Here, the story is based on “Charles Augustus Milverton” and “A Scandal in Bohemia”, with bits of “The Three Gables” thrown in: Mme. Edith von Lammerain, a Russian spy, is in the process of blackmailing the Duchess of Carringford, widow of the Under-Secretary for Foreign Affairs, into giving her State Papers—otherwise, Mme. Von Lammerain shall reveal the Duke’s possible bigamy, ruining her daughter’s prospective marriage.  “This unhappy lady is faced with the choice of an act of treason to her country as a price for this marriage certificate or a public exposure followed by the ruination of one of the most revered names in England and the destruction of two innocent women, one of them on the eve of her marriage.”  Undeterred by a threat from the villain’s oafish accomplice (“The Three Gables”), Holmes burgles Mme. von Lammerain’s house, his chivalry leading him to risk prison for the honour of a woman (“Charles Augustus Milverton”) in order to seize the marriage certificate and defeat this woman in possession of papers with international ramifications (“A Scandal in Bohemia”).  The rather obvious solution relies on a knowledge of ink.

Isn't the title awful, by the way?

 

The Adventure of the Dark Angels [4/5]

Having done The Avenger from the Past, The Fabulous Jewel, and The Incriminating Document, Adrian Conan Doyle now turns his attention to that staple of the Sherlock Holmes stories: the Criminal Gang.  Daphne Ferrers seeks help from Holmes for her father Joshua Ferrers, living at Abbotstanding since his return from Sicily (ears prick up…  “The Red Circle”, mayhaps?), and now “living under the shadow of a nameless shapeless dread”, as various Mysterious And Sinister Messages (“The Five Orange Pips”) have been arriving.  Eventually, Ferrers is murdered by an agent of the Mala Vita, whose (remarkably obvious) identity is deduced by Holmes, much to Watson’s amazement.

 

The Adventure of the Deptford Horror [5/5]

Although the story is essentially a reworking of “The Speckled Band”, “the dreadful affair of the canaries and the soot-marks on the ceiling” is intriguing and thoroughly enjoyable to read, with a strong atmosphere due to the deaths of all but two of the Wilson family, the survivors being the daughter Janet, and the brother Theobaldwhose face “was seamed with countless wrinkles and of that dull parchment-yellow that comes from years under a tropic sun”, and who consults Holmes about Janet’s fears—his motive in so doing being identical to that of “The Retired Colourman”.  The slum setting, “that labyrinth of tidal basins and dark evil-smelling lanes that were once the ancient cradle of England’s sea-trade and of an empire’s wealth”, is a splendidly gloomy background for the bizarre crimes.  The ending shows great strength, and is genuinely horrifying.

 

The Adventure of the Red Widow [4/5]

Dr.
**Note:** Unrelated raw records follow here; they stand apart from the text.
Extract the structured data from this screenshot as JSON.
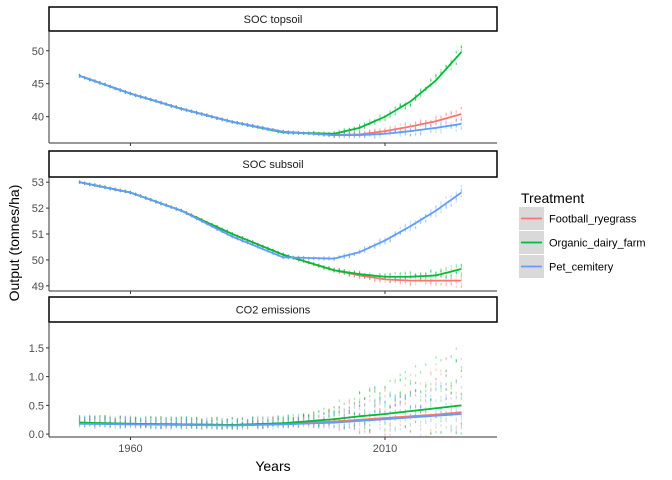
{
  "chart_data": {
    "type": "line",
    "xlabel": "Years",
    "ylabel": "Output (tonnes/ha)",
    "x_range": [
      1944,
      2032
    ],
    "x_ticks": [
      1960,
      2010
    ],
    "legend": {
      "title": "Treatment",
      "placement": "right",
      "entries": [
        {
          "name": "Football_ryegrass",
          "color": "#F8766D"
        },
        {
          "name": "Organic_dairy_farm",
          "color": "#00BA38"
        },
        {
          "name": "Pet_cemitery",
          "color": "#619CFF"
        }
      ]
    },
    "panels": [
      {
        "title": "SOC topsoil",
        "ylim": [
          36,
          53
        ],
        "y_ticks": [
          40,
          45,
          50
        ],
        "series": [
          {
            "name": "Football_ryegrass",
            "x": [
              1950,
              1960,
              1970,
              1980,
              1990,
              2000,
              2005,
              2010,
              2015,
              2020,
              2025
            ],
            "y": [
              46.2,
              43.5,
              41.2,
              39.2,
              37.7,
              37.2,
              37.3,
              37.8,
              38.5,
              39.3,
              40.4
            ]
          },
          {
            "name": "Organic_dairy_farm",
            "x": [
              1950,
              1960,
              1970,
              1980,
              1990,
              2000,
              2005,
              2010,
              2015,
              2020,
              2025
            ],
            "y": [
              46.2,
              43.5,
              41.2,
              39.2,
              37.6,
              37.4,
              38.3,
              40.0,
              42.3,
              45.5,
              49.8
            ]
          },
          {
            "name": "Pet_cemitery",
            "x": [
              1950,
              1960,
              1970,
              1980,
              1990,
              2000,
              2005,
              2010,
              2015,
              2020,
              2025
            ],
            "y": [
              46.2,
              43.5,
              41.2,
              39.2,
              37.7,
              37.2,
              37.2,
              37.4,
              37.8,
              38.3,
              38.9
            ]
          }
        ]
      },
      {
        "title": "SOC subsoil",
        "ylim": [
          48.8,
          53.2
        ],
        "y_ticks": [
          49,
          50,
          51,
          52,
          53
        ],
        "series": [
          {
            "name": "Football_ryegrass",
            "x": [
              1950,
              1960,
              1970,
              1980,
              1990,
              2000,
              2005,
              2010,
              2015,
              2020,
              2025
            ],
            "y": [
              53.0,
              52.6,
              51.9,
              51.0,
              50.2,
              49.6,
              49.4,
              49.25,
              49.2,
              49.2,
              49.2
            ]
          },
          {
            "name": "Organic_dairy_farm",
            "x": [
              1950,
              1960,
              1970,
              1980,
              1990,
              2000,
              2005,
              2010,
              2015,
              2020,
              2025
            ],
            "y": [
              53.0,
              52.6,
              51.9,
              51.0,
              50.2,
              49.6,
              49.45,
              49.35,
              49.35,
              49.4,
              49.65
            ]
          },
          {
            "name": "Pet_cemitery",
            "x": [
              1950,
              1960,
              1970,
              1980,
              1990,
              2000,
              2005,
              2010,
              2015,
              2020,
              2025
            ],
            "y": [
              53.0,
              52.6,
              51.9,
              50.9,
              50.1,
              50.05,
              50.3,
              50.75,
              51.3,
              51.9,
              52.6
            ]
          }
        ]
      },
      {
        "title": "CO2 emissions",
        "ylim": [
          -0.05,
          1.95
        ],
        "y_ticks": [
          0.0,
          0.5,
          1.0,
          1.5
        ],
        "y_tick_labels": [
          "0.0",
          "0.5",
          "1.0",
          "1.5"
        ],
        "series": [
          {
            "name": "Football_ryegrass",
            "x": [
              1950,
              1960,
              1970,
              1980,
              1990,
              2000,
              2005,
              2010,
              2015,
              2020,
              2025
            ],
            "y": [
              0.2,
              0.18,
              0.17,
              0.16,
              0.18,
              0.22,
              0.25,
              0.28,
              0.31,
              0.34,
              0.38
            ]
          },
          {
            "name": "Organic_dairy_farm",
            "x": [
              1950,
              1960,
              1970,
              1980,
              1990,
              2000,
              2005,
              2010,
              2015,
              2020,
              2025
            ],
            "y": [
              0.2,
              0.18,
              0.17,
              0.16,
              0.19,
              0.26,
              0.31,
              0.35,
              0.4,
              0.45,
              0.5
            ]
          },
          {
            "name": "Pet_cemitery",
            "x": [
              1950,
              1960,
              1970,
              1980,
              1990,
              2000,
              2005,
              2010,
              2015,
              2020,
              2025
            ],
            "y": [
              0.18,
              0.17,
              0.16,
              0.15,
              0.17,
              0.2,
              0.23,
              0.26,
              0.29,
              0.32,
              0.35
            ]
          }
        ]
      }
    ]
  }
}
Watson is feeling rather bored and elderly, so jumps at the offer to draw cards to see who shall spend the night in the deadly room belonging to Lord Tairlaine.  An inoffensive psycho-analyst named Bender is put into the room, and…  Sorry, wrong story.  The book opens with Holmes reading Watson’s thoughts, a scene borrowed from The Memoirs of Sherlock Holmes, and interrupted by a visit from Insp. Gregson, who wishes to consult him about the horrible case at Arnsworth Castle, where the “head of the house” has just been guillotined in his own machine.  The solution—even down to the method of smoking out the culprit—is borrowed from “The Norwood Builder”, but the story is still enjoyable to read.